A Neural Model for Text Localization, Transcription and Named Entity Recognition in Full Pages
This work addresses the need for integrated information extraction in document images, offering a more efficient solution for applications like digitization and analysis, though it is incremental as it builds on existing deep learning architectures.
The authors tackled the problem of separate methods for text localization, transcription, and named entity recognition in document images by proposing an end-to-end neural model that performs all tasks jointly in a single feed-forward step, showing improved performance through shared features.
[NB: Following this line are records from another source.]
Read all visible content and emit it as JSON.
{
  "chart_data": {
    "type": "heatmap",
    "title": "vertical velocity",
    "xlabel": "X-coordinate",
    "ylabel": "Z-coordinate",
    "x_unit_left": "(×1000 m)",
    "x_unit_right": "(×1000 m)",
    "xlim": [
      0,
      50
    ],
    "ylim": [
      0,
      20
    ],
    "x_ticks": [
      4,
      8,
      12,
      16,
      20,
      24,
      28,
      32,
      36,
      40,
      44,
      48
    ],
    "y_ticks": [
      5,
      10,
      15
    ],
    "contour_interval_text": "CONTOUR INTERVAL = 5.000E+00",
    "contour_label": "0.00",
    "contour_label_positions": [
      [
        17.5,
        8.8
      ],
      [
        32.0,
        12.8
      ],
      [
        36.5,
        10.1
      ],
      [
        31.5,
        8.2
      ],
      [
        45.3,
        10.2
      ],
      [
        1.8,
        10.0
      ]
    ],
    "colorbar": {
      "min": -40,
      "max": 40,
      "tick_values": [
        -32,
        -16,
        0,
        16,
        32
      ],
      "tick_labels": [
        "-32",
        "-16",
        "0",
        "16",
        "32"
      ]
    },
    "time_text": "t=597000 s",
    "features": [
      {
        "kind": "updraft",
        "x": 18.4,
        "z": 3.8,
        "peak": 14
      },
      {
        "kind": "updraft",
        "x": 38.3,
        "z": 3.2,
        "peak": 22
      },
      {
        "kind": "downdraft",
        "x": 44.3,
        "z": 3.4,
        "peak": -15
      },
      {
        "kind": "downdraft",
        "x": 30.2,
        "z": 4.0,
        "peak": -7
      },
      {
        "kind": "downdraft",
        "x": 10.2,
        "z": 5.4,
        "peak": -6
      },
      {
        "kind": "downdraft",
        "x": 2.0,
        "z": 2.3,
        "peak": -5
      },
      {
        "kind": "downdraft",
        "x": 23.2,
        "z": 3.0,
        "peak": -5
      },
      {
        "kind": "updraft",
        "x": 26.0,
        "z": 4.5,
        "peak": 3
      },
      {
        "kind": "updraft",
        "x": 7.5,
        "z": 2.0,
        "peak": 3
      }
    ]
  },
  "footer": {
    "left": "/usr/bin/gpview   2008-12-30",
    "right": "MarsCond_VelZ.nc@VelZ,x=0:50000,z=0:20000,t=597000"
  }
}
In the last years, the consolidation of deep neural network architectures for information extraction in document images has brought big improvements in the performance of each of the tasks involved in this process, consisting of text localization, transcription, and named entity recognition. However, this process is traditionally performed with separate methods for each task. In this work we propose an end-to-end model that combines a one stage object detection network with branches for the recognition of text and named entities respectively in a way that shared features can be learned simultaneously from the training error of each of the tasks. By doing so the model jointly performs handwritten text detection, transcription, and named entity recognition at page level with a single feed forward step. We exhaustively evaluate our approach on different datasets, discussing its advantages and limitations compared to sequential approaches. The results show that the model is capable of benefiting from shared features for simultaneously solving interdependent tasks.